Avant d'en venir à notre projet et à l'avis présenté au nom de la section des activités productives, de la recherche et de la technologie par la rapporteure, Mme Duthilleul, je veux souligner les enjeux de la gestion des déchets radioactifs.
L'énergie nucléaire nous apporte une électricité à un prix compétitif ; elle réduit notre dépendance vis-à-vis des énergies fossiles importées ; elle crée des emplois et de la valeur en France ; elle n'émet pas de gaz à effet de serre responsables du réchauffement climatique. Elle offre des avantages importants, dont nous bénéficions tous. Mais, comme toute industrie, elle produit des déchets, qu'il convient de gérer avec la plus grande rigueur compte tenu de leur caractère radioactif.
Pour 85 % du volume de ces déchets, des solutions définitives existent déjà : ils sont stockés en surface sur des sites exploités par l'Agence nationale pour la gestion des déchets radioactifs, dans les départements de la Manche et de l'Aube. Les 15 % restant, qui concentrent 99,9 % de la radioactivité, sont entreposés de façon sûre dans des installations de surface à La Hague, Marcoule, et Cadarache, mais qui n'ont pas été conçues pour stocker définitivement ces déchets, dont la radioactivité peut durer pour certains des centaines de milliers d'années.

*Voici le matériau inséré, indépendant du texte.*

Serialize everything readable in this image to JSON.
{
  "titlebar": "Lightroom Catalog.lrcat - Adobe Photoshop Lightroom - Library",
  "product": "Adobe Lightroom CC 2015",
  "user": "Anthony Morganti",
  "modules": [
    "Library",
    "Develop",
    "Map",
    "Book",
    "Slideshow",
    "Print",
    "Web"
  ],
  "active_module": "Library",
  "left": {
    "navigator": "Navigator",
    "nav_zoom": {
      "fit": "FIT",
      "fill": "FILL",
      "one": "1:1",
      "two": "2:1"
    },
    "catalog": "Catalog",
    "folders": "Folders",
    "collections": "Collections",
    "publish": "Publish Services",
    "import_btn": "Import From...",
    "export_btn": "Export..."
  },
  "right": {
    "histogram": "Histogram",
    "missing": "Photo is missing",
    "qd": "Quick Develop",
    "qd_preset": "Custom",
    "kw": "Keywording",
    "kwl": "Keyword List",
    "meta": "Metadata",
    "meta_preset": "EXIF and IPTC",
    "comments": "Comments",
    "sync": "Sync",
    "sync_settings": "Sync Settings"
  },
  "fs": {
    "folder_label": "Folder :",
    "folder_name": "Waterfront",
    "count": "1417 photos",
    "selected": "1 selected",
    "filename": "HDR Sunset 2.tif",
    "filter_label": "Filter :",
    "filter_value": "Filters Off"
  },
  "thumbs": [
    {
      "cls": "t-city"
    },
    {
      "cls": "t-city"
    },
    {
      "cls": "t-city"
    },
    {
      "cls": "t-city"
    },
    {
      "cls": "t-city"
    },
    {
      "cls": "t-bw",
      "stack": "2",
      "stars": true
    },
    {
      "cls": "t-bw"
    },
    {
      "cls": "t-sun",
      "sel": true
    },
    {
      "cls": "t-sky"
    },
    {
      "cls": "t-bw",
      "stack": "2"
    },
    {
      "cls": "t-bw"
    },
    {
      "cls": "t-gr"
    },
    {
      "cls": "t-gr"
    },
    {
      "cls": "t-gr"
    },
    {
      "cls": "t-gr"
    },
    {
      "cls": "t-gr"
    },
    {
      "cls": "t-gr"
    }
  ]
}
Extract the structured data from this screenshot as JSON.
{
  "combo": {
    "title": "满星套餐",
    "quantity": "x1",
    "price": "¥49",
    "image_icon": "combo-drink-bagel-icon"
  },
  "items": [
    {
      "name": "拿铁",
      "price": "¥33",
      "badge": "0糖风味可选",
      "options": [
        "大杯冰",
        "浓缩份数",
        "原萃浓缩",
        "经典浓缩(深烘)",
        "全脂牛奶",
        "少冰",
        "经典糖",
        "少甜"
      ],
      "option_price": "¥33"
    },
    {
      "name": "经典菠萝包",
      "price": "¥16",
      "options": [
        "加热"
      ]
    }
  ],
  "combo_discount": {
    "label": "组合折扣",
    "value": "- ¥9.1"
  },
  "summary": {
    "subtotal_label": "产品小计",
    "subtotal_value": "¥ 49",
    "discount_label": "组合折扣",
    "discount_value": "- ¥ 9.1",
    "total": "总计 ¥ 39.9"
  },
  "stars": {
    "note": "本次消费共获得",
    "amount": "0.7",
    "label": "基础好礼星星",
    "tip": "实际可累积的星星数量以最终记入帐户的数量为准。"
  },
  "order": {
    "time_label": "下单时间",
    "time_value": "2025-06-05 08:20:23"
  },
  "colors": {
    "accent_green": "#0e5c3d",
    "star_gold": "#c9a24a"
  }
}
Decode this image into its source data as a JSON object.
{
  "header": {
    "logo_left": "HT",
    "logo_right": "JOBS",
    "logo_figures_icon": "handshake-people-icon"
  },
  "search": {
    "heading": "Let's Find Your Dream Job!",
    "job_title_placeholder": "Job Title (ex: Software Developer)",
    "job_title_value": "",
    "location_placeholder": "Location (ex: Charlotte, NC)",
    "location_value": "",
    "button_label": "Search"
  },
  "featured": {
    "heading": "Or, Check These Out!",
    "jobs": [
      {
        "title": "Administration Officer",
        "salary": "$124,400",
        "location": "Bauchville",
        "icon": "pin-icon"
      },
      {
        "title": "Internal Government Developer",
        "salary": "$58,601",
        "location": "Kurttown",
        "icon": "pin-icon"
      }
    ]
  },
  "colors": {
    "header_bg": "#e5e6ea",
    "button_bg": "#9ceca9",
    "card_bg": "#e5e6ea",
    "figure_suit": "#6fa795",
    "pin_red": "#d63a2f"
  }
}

La question de la ou les solutions de gestion à long terme de ces déchets se pose d'ailleurs quelle que soit la place que le nucléaire pourra occuper à l'avenir dans notre politique de l'énergie : des déchets ont été produits depuis quarante ans ; ils sont là et il nous appartient de les gérer.
Pour définir des solutions de gestion à long terme des déchets de haute activité et à vie longue, ceux qui sont les plus nocifs, la loi du 30 décembre 1991, dite loi Bataille, a défini trois axes de recherche scientifique et fixé le cadre législatif dans lequel devaient se développer ces recherches. Elle a par ailleurs prévu qu'après quinze ans de recherches selon ces trois axes, un nouveau projet de loi serait présenté par le gouvernement au Parlement.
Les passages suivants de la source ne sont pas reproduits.